Still, it took a while to get here.
“I’ve seen progress over the years, but it still just felt like it’s never going to finish,” said Mike Travers, 22, a Norton resident who drives the stretch a few times a month and doesn’t remember a time without some construction. “I’ve only seen this my entire life.”
Overall, the project cost about $350 million. Actually, make that projects, as the overall work was broken down into six separate jobs over the years — small stretches of highway and a few bridges at a time.
“You can only work on so much road at any one given time,” McInerney said. The state wasn’t “going to put out one massive contract for 128.”
Officials have also in the past said doing the work in stages freed up money for other highway projects.
The soon-to-be-completed stretch between Needham and Wellesley was the final and most expensive stage, at about $150 million, and included a new interchange at Exit 19 and improvements to nearby local roads. It started in 2015 and has been led by Canton-based contractor Barletta Heavy Division.
Traffic was tough over the last couple of years, said Glenn Mulno, a Needham resident, but has gotten “much better” since the work was completed. He said an exit-only lane at the new interchange has improved traffic, and the fourth highway lane has helped ease bottlenecks on parts of the journey.
The project doesn’t add much capacity on the highway. During rush hour, drivers have been allowed to use the breakdown lane for travel for decades. That is no longer the case. Still, that should make the roadway safer because the breakdown lane will now be reserved for breakdowns.

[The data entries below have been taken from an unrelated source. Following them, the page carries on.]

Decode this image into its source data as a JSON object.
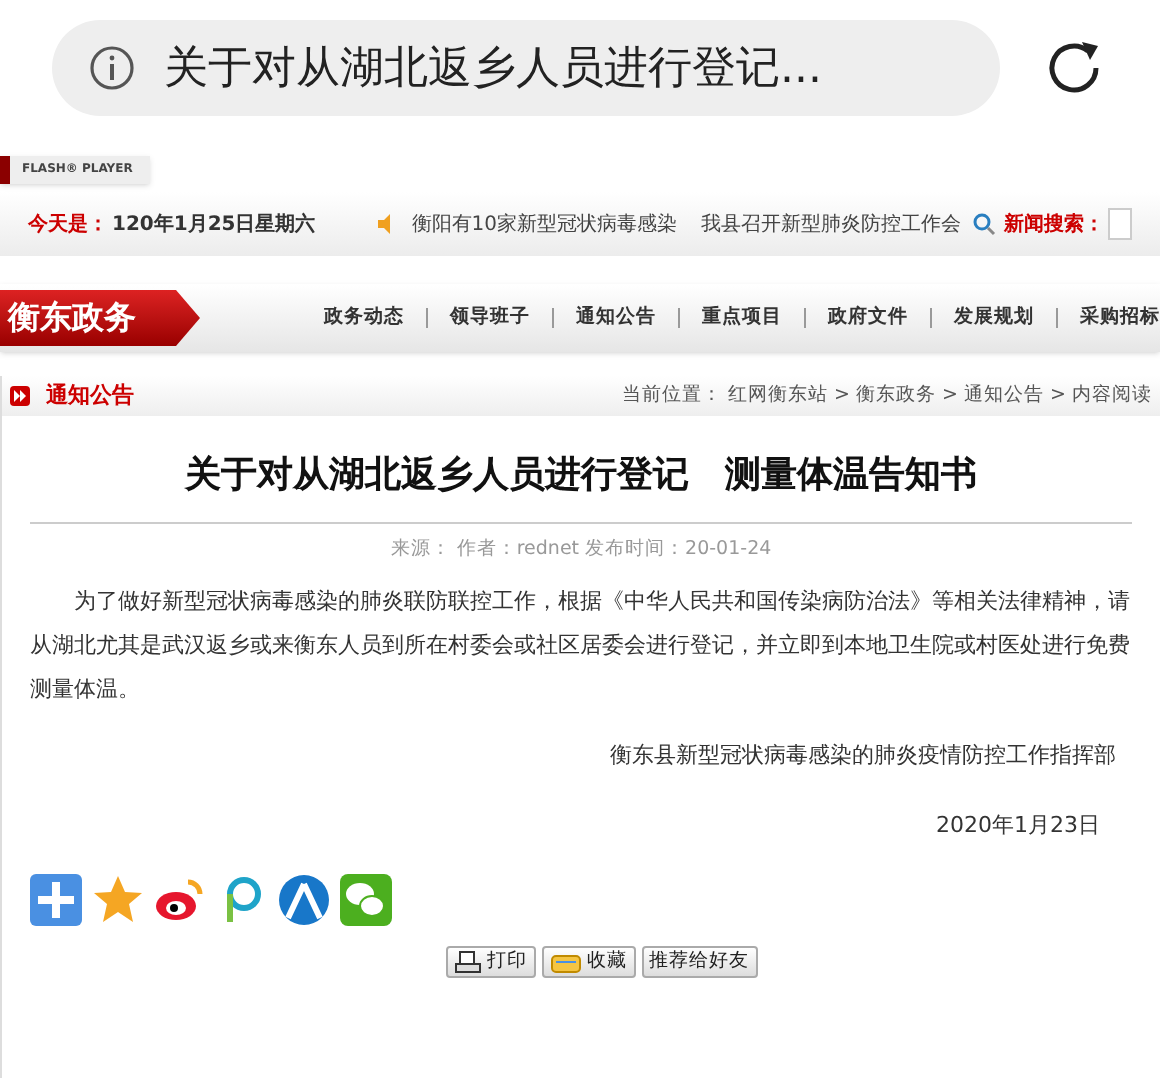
{
  "browser": {
    "title": "关于对从湖北返乡人员进行登记..."
  },
  "flash_label": "FLASH® PLAYER",
  "date_bar": {
    "label": "今天是：",
    "date": "120年1月25日星期六",
    "news": [
      "衡阳有10家新型冠状病毒感染",
      "我县召开新型肺炎防控工作会"
    ],
    "search_label": "新闻搜索："
  },
  "banner": {
    "logo": "衡东政务",
    "nav": [
      "政务动态",
      "领导班子",
      "通知公告",
      "重点项目",
      "政府文件",
      "发展规划",
      "采购招标"
    ]
  },
  "section": {
    "title": "通知公告",
    "breadcrumb": "当前位置： 红网衡东站 > 衡东政务 > 通知公告 > 内容阅读"
  },
  "article": {
    "title": "关于对从湖北返乡人员进行登记　测量体温告知书",
    "meta": "来源：  作者：rednet 发布时间：20-01-24",
    "body": "为了做好新型冠状病毒感染的肺炎联防联控工作，根据《中华人民共和国传染病防治法》等相关法律精神，请从湖北尤其是武汉返乡或来衡东人员到所在村委会或社区居委会进行登记，并立即到本地卫生院或村医处进行免费测量体温。",
    "signature": "衡东县新型冠状病毒感染的肺炎疫情防控工作指挥部",
    "date": "2020年1月23日"
  },
  "share": [
    {
      "kind": "plus"
    },
    {
      "kind": "qzone"
    },
    {
      "kind": "weibo"
    },
    {
      "kind": "p"
    },
    {
      "kind": "renren"
    },
    {
      "kind": "wechat"
    }
  ],
  "buttons": [
    {
      "label": "打印",
      "kind": "print"
    },
    {
      "label": "收藏",
      "kind": "favorite"
    },
    {
      "label": "推荐给好友",
      "kind": "plain"
    }
  ]
}
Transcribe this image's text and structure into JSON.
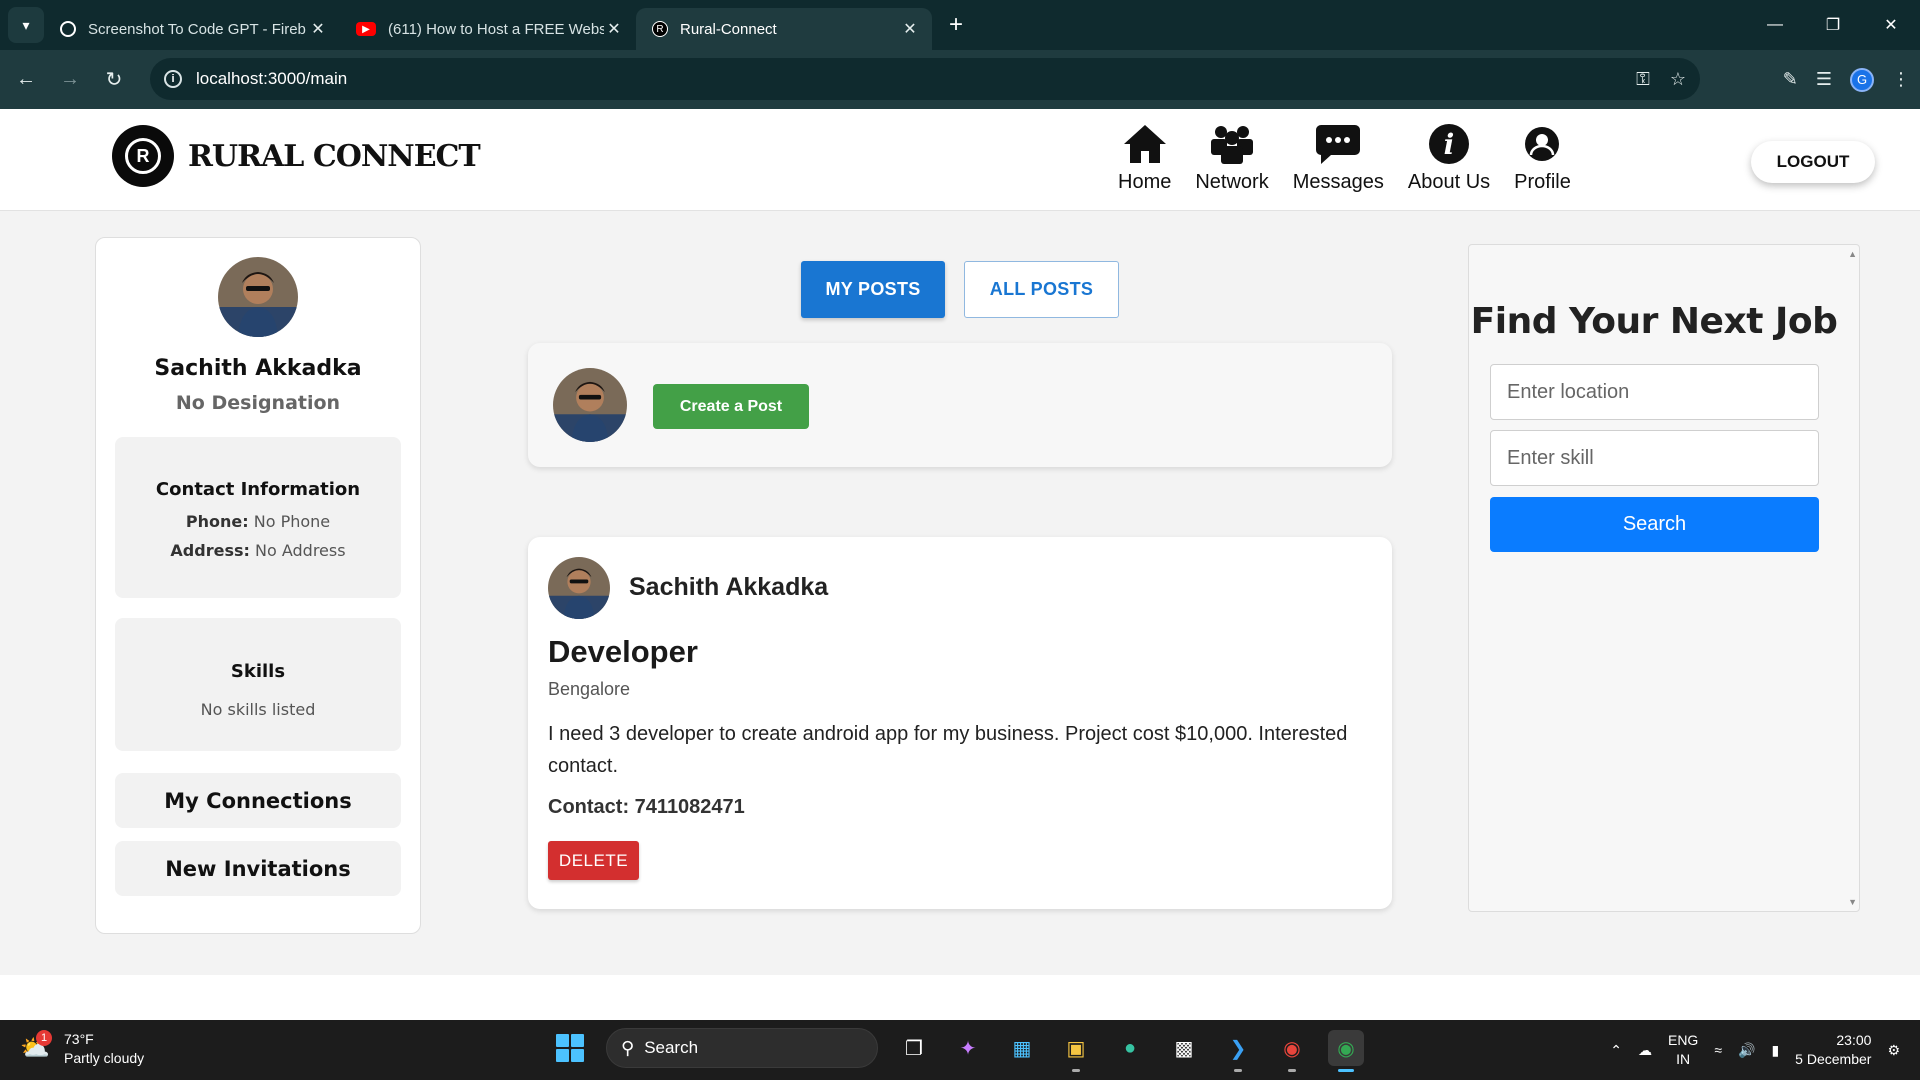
{
  "browser": {
    "tabs": [
      {
        "title": "Screenshot To Code GPT - Fireb",
        "icon": "openai-icon",
        "active": false
      },
      {
        "title": "(611) How to Host a FREE Webs",
        "icon": "youtube-icon",
        "active": false
      },
      {
        "title": "Rural-Connect",
        "icon": "rural-connect-icon",
        "active": true
      }
    ],
    "url": "localhost:3000/main",
    "profile_initial": "G"
  },
  "header": {
    "brand_name": "RURAL CONNECT",
    "brand_logo_letter": "R",
    "nav": [
      {
        "label": "Home",
        "icon": "home-icon"
      },
      {
        "label": "Network",
        "icon": "network-icon"
      },
      {
        "label": "Messages",
        "icon": "messages-icon"
      },
      {
        "label": "About Us",
        "icon": "info-icon"
      },
      {
        "label": "Profile",
        "icon": "profile-icon"
      }
    ],
    "logout_label": "LOGOUT"
  },
  "profile": {
    "name": "Sachith Akkadka",
    "designation": "No Designation",
    "contact_heading": "Contact Information",
    "phone_label": "Phone:",
    "phone_value": "No Phone",
    "address_label": "Address:",
    "address_value": "No Address",
    "skills_heading": "Skills",
    "skills_value": "No skills listed",
    "connections_label": "My Connections",
    "invitations_label": "New Invitations"
  },
  "feed": {
    "tabs": [
      {
        "label": "MY POSTS",
        "active": true
      },
      {
        "label": "ALL POSTS",
        "active": false
      }
    ],
    "create_post_label": "Create a Post",
    "post": {
      "author": "Sachith Akkadka",
      "title": "Developer",
      "location": "Bengalore",
      "body": "I need 3 developer to create android app for my business. Project cost $10,000. Interested contact.",
      "contact_label": "Contact:",
      "contact_value": "7411082471",
      "delete_label": "DELETE"
    }
  },
  "jobs": {
    "title": "Find Your Next Job",
    "location_placeholder": "Enter location",
    "skill_placeholder": "Enter skill",
    "search_label": "Search"
  },
  "taskbar": {
    "weather_temp": "73°F",
    "weather_desc": "Partly cloudy",
    "weather_badge": "1",
    "search_label": "Search",
    "lang_top": "ENG",
    "lang_bottom": "IN",
    "time": "23:00",
    "date": "5 December"
  },
  "colors": {
    "primary_blue": "#1976d2",
    "create_green": "#43a047",
    "delete_red": "#d32f2f",
    "search_blue": "#0a7cff"
  }
}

Meanwhile, traffic on this stretch of highway has grown in recent years, from about 165,000 vehicles a day in 2015 to 178,000 in 2017, according to state traffic counts. It was about 153,000 back in the early 1990s.
That’s why Greg Reibman, president of the Newton-Needham Regional Chamber, a business group, is pushing for more transit options in the area, especially to the business park right off Exit 19, which includes Trip Advisor and a big Coca-Cola facility.
Nonetheless, he said, “it’s a great relief” that the highway project is almost over.